Un ordre des préfets aurait également fait trans­porter à Paris les céréales en gerbe, dans un rayon de 30 lieues, sauf la quantité nécessaire pour la sub­sistance des habitants et pour les semailles. La Beauce est comprise dans ce périmètre. Elle a été beaucoup plus maltraitée que les autres provinces. C’est un pays plein d’énergie et de patriotisme. Les départements de l’Ouest et du Centre auraient fourni des quantités considérables de bœufs et de moutons. La bonne volonté se montrait partout pour cette œuvre de salut. Faire tuer dans les départements 40 à 60 000 porcs, qui seraient salés et aussitôt expédiés, était encore une mesure très réalisable. Œufs, beurre, légumes et poissons secs, fromages de Hollande et de gruyère, huile, volailles et lapins vivants pouvaient affluer de province, par l’activité d’agents spéciaux, munis des recommandations préfectorales. L’argent abondait et n’aurait pas trouvé de rebelles. Le ministre Duvernois n’avait pas employé seize jours pour ses approvi­sionnements. On pouvait faire aussi bien que lui. Afin de réduire en farine les céréales introduites en grains, il fallait transporter à Paris les meules des moulins d’Étampes, Corbeil et Pontoise.

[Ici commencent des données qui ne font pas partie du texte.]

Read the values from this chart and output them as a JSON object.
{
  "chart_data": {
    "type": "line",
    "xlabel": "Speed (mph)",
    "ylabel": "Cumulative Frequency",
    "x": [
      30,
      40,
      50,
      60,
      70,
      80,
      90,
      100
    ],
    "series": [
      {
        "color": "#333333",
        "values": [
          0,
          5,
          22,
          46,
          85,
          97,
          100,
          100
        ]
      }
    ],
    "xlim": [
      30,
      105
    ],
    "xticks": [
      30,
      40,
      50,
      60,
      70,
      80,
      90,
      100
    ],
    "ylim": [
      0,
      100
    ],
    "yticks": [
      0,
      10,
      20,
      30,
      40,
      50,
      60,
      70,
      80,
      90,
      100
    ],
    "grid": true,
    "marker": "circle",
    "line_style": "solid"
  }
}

Naturellement, l’Hôtel de Ville n’avait pas daigné s’occuper de ces détails, et l’on se souvient que le pain a manqué en décembre, tandis que les magasins regorgeaient de blé. Les avo­cats ne sont pas tenus de savoir que le pain se fait avec de la farine et la farine avec du blé.

L’échange de la population entre Paris et la pro­vince n’aurait pas présenté d’obstacles, malgré l’im­mensité du mouvement. Inutile tout d’abord de retenir les personnes partant à leurs frais. Ces fuyards sont des poltrons, plus dangereux qu’utiles en présence de l’ennemi. Nous voici au point capital: les émigrations obligatoires. Certes, la séparation de la famille, l’aban­don du foyer, le départ si brusque pour une destination inconnue jetteront le trouble et la tristesse dans bien des cœurs, des larmes amères accompagneront les adieux, mais Paris n’aurait pas refusé ce sacrifice au salut de la France. Il l’a prouvé par cinq mois d’hé­roïsme. Et au fond, cette multitude fugitive aurait moins souffert de son odyssée à travers la province que des épreuves du siège. Partout attendus d’avance et accueillis avec sollicitude, combien d’entre ces enfants et ces femmes auraient vu, au contraire, leur santé rétablie et fortifiée par l’air vivifiant des cam­pagnes? Loin d’être une charge pour les populations, elle leur aurait apporté un supplément de bien-être, grâce à la pension servie par l’État à leurs hôtes.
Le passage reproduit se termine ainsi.